Bikes: Built up DT, 2007 Fuji tourer (donor bike, RIP), 1995 1220 Trek

Originally Posted by RubeRad
Comparing bike vs car per distance is skewed because of the speed difference. If you compare per hour instead of per mile, then all of those bike curves get slashed down by whatever the auto/bike speed factor is, which is at least 3x, if not 5x.
Actually average effective speed is much closer then that. I forget the actual, but I think it on the order of 1.5 to 2x... We speed a heck of a lot of time stuck in traffic. I'm sure someone in commuting forum can get you the actual numbers with references.

But even though my google-fu is quite weak. Here's a reference with citations.
http://www.ohiobike.org/misc/CyclingIsSafeTLK.pdf

It seems that the activity's decrease in mortality vastly offsets the crash risk.

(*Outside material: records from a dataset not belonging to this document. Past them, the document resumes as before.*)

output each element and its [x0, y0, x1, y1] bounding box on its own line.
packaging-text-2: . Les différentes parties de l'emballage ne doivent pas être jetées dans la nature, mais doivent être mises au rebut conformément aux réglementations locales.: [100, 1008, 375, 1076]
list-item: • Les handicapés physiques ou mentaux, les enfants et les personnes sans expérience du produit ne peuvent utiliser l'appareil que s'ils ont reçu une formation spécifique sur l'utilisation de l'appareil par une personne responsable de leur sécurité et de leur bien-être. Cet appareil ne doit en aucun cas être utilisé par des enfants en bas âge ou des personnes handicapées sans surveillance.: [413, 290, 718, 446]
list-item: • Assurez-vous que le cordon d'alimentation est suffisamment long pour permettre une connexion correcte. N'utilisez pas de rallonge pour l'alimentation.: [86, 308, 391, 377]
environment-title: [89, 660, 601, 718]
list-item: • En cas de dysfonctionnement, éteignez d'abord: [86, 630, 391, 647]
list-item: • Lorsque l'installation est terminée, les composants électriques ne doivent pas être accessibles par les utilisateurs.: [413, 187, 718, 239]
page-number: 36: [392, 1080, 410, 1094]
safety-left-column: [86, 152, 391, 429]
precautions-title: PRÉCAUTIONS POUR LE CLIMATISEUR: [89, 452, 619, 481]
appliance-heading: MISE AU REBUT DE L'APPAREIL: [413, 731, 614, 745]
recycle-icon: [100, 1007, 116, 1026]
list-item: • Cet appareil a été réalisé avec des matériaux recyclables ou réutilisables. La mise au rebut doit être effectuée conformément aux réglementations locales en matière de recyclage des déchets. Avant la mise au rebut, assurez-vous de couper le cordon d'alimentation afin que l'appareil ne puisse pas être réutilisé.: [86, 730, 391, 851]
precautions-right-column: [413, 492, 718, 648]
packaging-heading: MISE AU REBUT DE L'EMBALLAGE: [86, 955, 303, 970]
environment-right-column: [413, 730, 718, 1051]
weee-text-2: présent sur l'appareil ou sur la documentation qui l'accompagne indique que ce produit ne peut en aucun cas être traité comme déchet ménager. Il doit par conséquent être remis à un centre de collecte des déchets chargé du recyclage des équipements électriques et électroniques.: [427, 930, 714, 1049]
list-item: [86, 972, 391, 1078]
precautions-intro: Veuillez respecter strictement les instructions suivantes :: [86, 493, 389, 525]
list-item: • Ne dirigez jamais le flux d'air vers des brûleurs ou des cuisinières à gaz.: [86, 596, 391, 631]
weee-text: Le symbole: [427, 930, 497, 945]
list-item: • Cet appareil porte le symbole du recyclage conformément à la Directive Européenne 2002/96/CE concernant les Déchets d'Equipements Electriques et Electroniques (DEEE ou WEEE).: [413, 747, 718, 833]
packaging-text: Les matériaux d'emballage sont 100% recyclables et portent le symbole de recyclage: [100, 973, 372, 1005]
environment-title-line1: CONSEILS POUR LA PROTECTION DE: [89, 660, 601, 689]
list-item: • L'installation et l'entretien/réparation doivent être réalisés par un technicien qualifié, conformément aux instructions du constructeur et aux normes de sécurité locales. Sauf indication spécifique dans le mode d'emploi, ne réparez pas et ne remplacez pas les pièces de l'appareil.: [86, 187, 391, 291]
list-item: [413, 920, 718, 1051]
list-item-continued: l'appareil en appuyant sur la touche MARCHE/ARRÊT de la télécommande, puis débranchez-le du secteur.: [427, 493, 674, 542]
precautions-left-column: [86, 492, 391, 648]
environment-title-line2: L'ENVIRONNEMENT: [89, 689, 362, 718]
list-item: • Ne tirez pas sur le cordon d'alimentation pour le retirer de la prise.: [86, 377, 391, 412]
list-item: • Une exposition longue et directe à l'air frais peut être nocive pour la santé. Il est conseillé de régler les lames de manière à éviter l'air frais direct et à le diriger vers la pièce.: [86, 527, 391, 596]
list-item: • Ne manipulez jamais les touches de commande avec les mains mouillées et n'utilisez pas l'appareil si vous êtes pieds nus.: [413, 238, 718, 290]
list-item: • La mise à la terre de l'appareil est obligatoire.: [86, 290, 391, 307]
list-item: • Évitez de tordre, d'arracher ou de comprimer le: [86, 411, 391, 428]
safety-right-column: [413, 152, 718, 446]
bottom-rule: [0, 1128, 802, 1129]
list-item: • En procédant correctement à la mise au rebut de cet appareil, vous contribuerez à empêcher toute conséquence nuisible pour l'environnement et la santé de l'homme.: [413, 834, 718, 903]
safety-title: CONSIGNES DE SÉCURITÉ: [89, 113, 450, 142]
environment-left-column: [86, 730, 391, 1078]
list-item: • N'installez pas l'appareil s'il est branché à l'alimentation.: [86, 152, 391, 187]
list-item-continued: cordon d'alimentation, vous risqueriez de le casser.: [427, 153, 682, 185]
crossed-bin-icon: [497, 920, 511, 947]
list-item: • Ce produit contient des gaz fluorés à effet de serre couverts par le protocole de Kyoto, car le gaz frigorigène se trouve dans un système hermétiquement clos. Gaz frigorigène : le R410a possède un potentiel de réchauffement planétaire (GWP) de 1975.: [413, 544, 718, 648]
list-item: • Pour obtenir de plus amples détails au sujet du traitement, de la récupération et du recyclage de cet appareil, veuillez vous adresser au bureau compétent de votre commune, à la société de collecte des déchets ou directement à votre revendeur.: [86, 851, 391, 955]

And this where the bicycle fatalities there are, well they heavily skew to people NOT on this board. Sidewalk riders, Salmon, Ninja Salmon, and drunks make up the vast majority of fatalities. Heck, just drunks alone are almost a majority by themselves...
So DO YOU DRINK AND RIDE?
Sidewalk surf?
Are you a Salmon?
or a Ninja?

We have many built-in errors in the way we asses risk. Think of it as flying from NY to LA... Far more like to die in car on the short ride to the airport then the long flight by many orders of magnitude. However, we vastly over estimate the risk of flying for many reasons.